Psychologist Ishita Pateria says, “Not just the child, but even the parents can be scared of abandonment and rejection”. The pressure of “completing” a family is even more keenly felt among women because the narrative around motherhood is still skewed.
The glorification of pregnancy and labour pain are still considered as the essential rites of passage into motherhood. Gayatri Abraham, Founder of Padme, a resource centre for adoption, shares, “Motherhood should not be labelled. We should not be using terms like ‘birth mothers’ or ‘adoptive mothers’. Language matters. Motherhood is motherhood.”
Indeed, our language around motherhood is far from being inclusive. In language and in policy, we have been unable to breakdown this unfair barrier. The Maternity Bill has, in recent times, been one of the most important documents recognising the toils of motherhood — addressing challenges such as mothers’ health, workplace struggles and more. Here too, an unfair distinction is made between “biological mothers” who are entitled to receive up to 26 weeks leave, while “adoptive mothers” receive only upto 12 weeks if a child below 3 months of age is adopted.
Needless to say, this is far from adequate for parents to bond with the baby, or eke out time for rest and recovery.
Gupta shares, “Pregnant women are inundated with advice on how to take care of themselves and the baby. But after adoption there is much less help. In fact, no one understands the unique challenges of the situation.”

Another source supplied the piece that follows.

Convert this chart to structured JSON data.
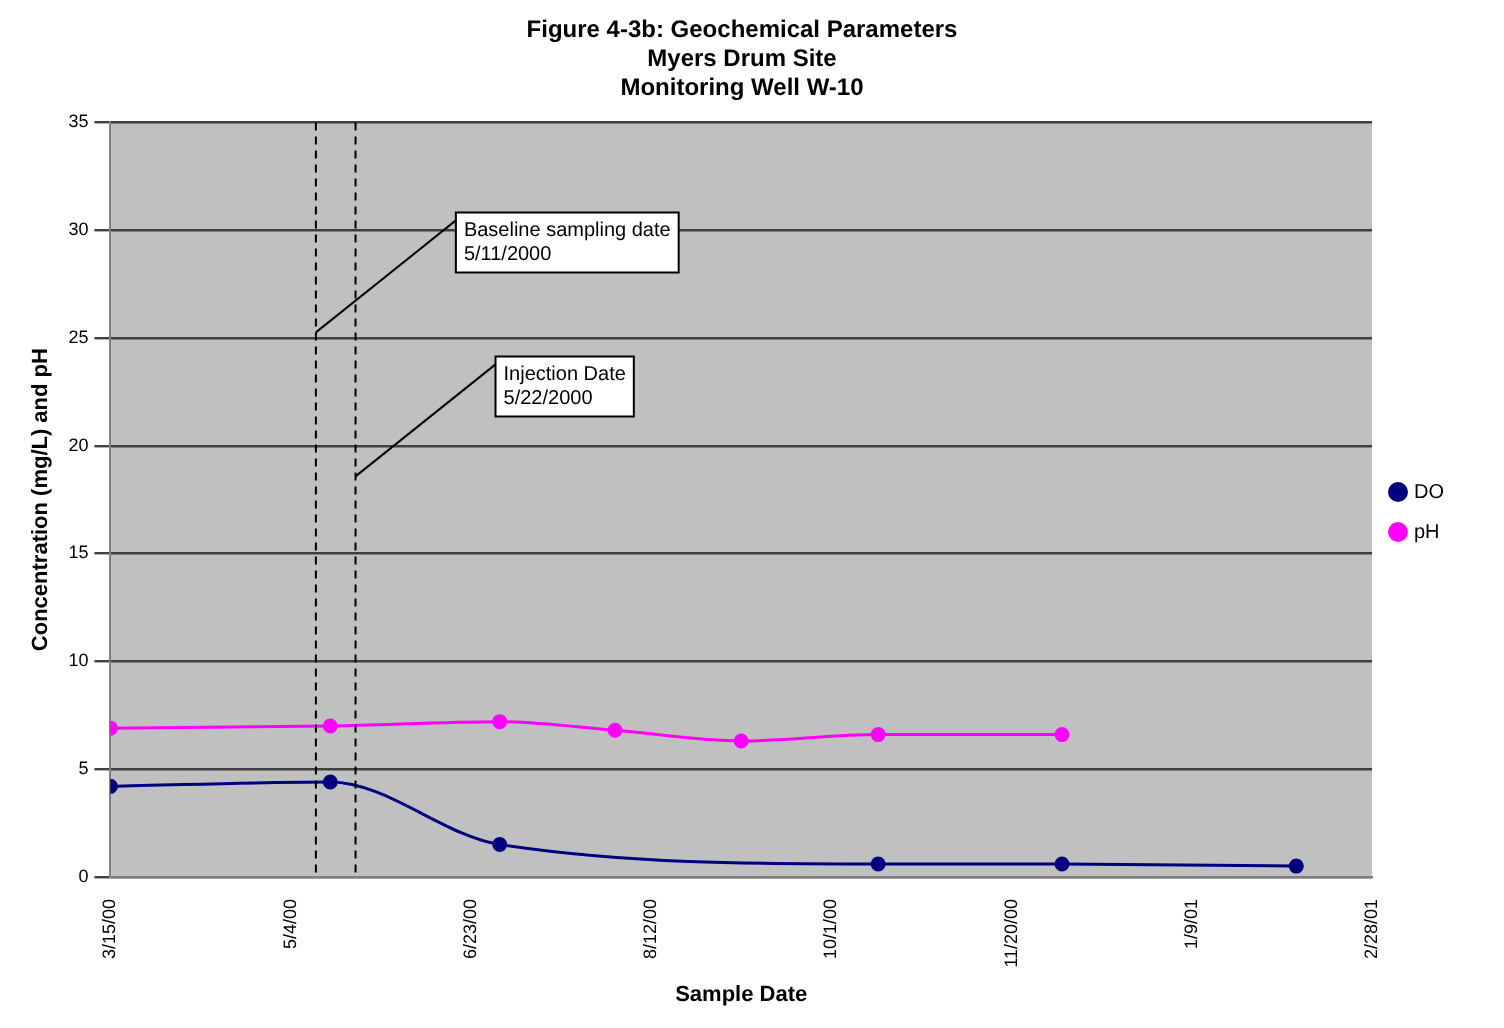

Undoubtedly this takes a huge toll on mothers’ mental health, especially because adoptive mothers face enormous perception challenges. The arrival of the baby in the family can be a confusing time for mothers because the challenges of integration are at odds with what is culturally expected of mothers– to feel and express unfettered joy of motherhood.
In reality, however, attachment challenges are considerably high, compounded by the stress of parenting, which can trigger feelings of guilt and shame in mothers. According to Mayo Clinic, the hormonal aspect of postpartum depression is just one of the factors, which also includes sleep deprivation, lifestyle and environment. At some point we have to reflect how external judgements and prescriptions are internalised, taking a toll on women’s mental health.

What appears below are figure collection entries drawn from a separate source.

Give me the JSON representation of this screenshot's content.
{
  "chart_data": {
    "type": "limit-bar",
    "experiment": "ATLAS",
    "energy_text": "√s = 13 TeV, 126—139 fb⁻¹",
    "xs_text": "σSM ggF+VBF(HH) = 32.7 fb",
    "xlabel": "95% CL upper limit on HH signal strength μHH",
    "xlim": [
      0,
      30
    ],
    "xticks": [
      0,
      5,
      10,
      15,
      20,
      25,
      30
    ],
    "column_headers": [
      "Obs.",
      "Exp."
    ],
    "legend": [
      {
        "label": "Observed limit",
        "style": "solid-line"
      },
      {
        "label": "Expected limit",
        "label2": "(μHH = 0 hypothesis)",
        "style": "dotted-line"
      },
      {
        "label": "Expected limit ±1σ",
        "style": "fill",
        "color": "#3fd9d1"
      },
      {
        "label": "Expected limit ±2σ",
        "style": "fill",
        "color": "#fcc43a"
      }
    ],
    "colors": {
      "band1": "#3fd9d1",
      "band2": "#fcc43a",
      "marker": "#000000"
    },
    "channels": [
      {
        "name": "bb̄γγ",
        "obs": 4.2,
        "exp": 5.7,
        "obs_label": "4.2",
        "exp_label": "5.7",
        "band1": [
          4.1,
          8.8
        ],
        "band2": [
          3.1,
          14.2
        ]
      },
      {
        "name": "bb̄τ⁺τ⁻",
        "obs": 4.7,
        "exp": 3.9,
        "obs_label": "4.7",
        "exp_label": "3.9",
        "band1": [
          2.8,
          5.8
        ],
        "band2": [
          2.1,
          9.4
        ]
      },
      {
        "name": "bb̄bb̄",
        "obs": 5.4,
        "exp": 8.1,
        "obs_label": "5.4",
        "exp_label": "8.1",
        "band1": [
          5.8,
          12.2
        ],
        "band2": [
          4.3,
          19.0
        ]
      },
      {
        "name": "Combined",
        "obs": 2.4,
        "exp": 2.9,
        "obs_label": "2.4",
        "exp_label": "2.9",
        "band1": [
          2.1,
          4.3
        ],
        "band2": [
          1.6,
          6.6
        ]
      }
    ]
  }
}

So how can parents and women prepare for this phase of life?
Abraham says, “Eventually it does not matter how you arrive at the adoption route, but it is important to close the previous chapters and give yourself the healing period to replenish yourself emotionally, mentally, physically. You have to prepare yourself emotionally for the cultural differences with your child and be cognisant of the child’s needs once she comes into the family. Acquaint yourself with good paediatricians, parent-support groups and therapists. When in doubt, reach out to an expert.”

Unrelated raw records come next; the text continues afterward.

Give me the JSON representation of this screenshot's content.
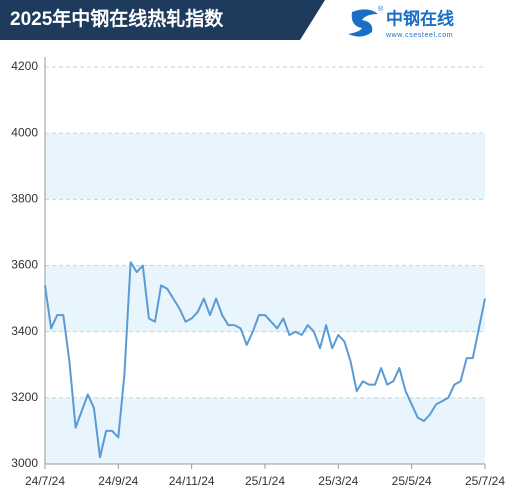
{
  "logo": {
    "mark": "®",
    "text": "中钢在线",
    "url": "www.csesteel.com"
  },
  "chart_data": {
    "type": "line",
    "title": "2025年中钢在线热轧指数",
    "categories": [
      "24/7/24",
      null,
      null,
      null,
      null,
      null,
      null,
      null,
      null,
      null,
      null,
      null,
      "24/9/24",
      null,
      null,
      null,
      null,
      null,
      null,
      null,
      null,
      null,
      null,
      null,
      "24/11/24",
      null,
      null,
      null,
      null,
      null,
      null,
      null,
      null,
      null,
      null,
      null,
      "25/1/24",
      null,
      null,
      null,
      null,
      null,
      null,
      null,
      null,
      null,
      null,
      null,
      "25/3/24",
      null,
      null,
      null,
      null,
      null,
      null,
      null,
      null,
      null,
      null,
      null,
      "25/5/24",
      null,
      null,
      null,
      null,
      null,
      null,
      null,
      null,
      null,
      null,
      null,
      "25/7/24"
    ],
    "values": [
      3540,
      3410,
      3450,
      3450,
      3310,
      3110,
      3160,
      3210,
      3170,
      3020,
      3100,
      3100,
      3080,
      3270,
      3610,
      3580,
      3600,
      3440,
      3430,
      3540,
      3530,
      3500,
      3470,
      3430,
      3440,
      3460,
      3500,
      3450,
      3500,
      3450,
      3420,
      3420,
      3410,
      3360,
      3400,
      3450,
      3450,
      3430,
      3410,
      3440,
      3390,
      3400,
      3390,
      3420,
      3400,
      3350,
      3420,
      3350,
      3390,
      3370,
      3310,
      3220,
      3250,
      3240,
      3240,
      3290,
      3240,
      3250,
      3290,
      3220,
      3180,
      3140,
      3130,
      3150,
      3180,
      3190,
      3200,
      3240,
      3250,
      3320,
      3320,
      3410,
      3500
    ],
    "color": "#5b9bd5",
    "ylim": [
      3000,
      4200
    ],
    "yticks": [
      3000,
      3200,
      3400,
      3600,
      3800,
      4000,
      4200
    ],
    "grid": true
  }
}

Pateria highlights the need to accept the child even before you get her. She also says, “It is important to bring each stakeholder in the family on the same page, identifying areas where you need help and understanding what’s affecting you. Support systems need to be created beforehand and it is important to recognise that it will be an emotionally overwhelming experience.”
For Chakrabarty, the most important thing to remember, especially for the mothers, is to always keep an eye on their own health so that they can invest properly in the child. She also recommends rigorous couple’s counselling. In dealing with judgements from people around you, Gupta says, “Love makes a family, not biology.”
The time has come to view motherhood as more than just characterised by the pain and worry that never quits. And it is definitely time to stop glorifying that pain, and to create systems to reduce it instead.
Views expressed are personal. The Health Collective cannot substitute for expert advice from a trained professional.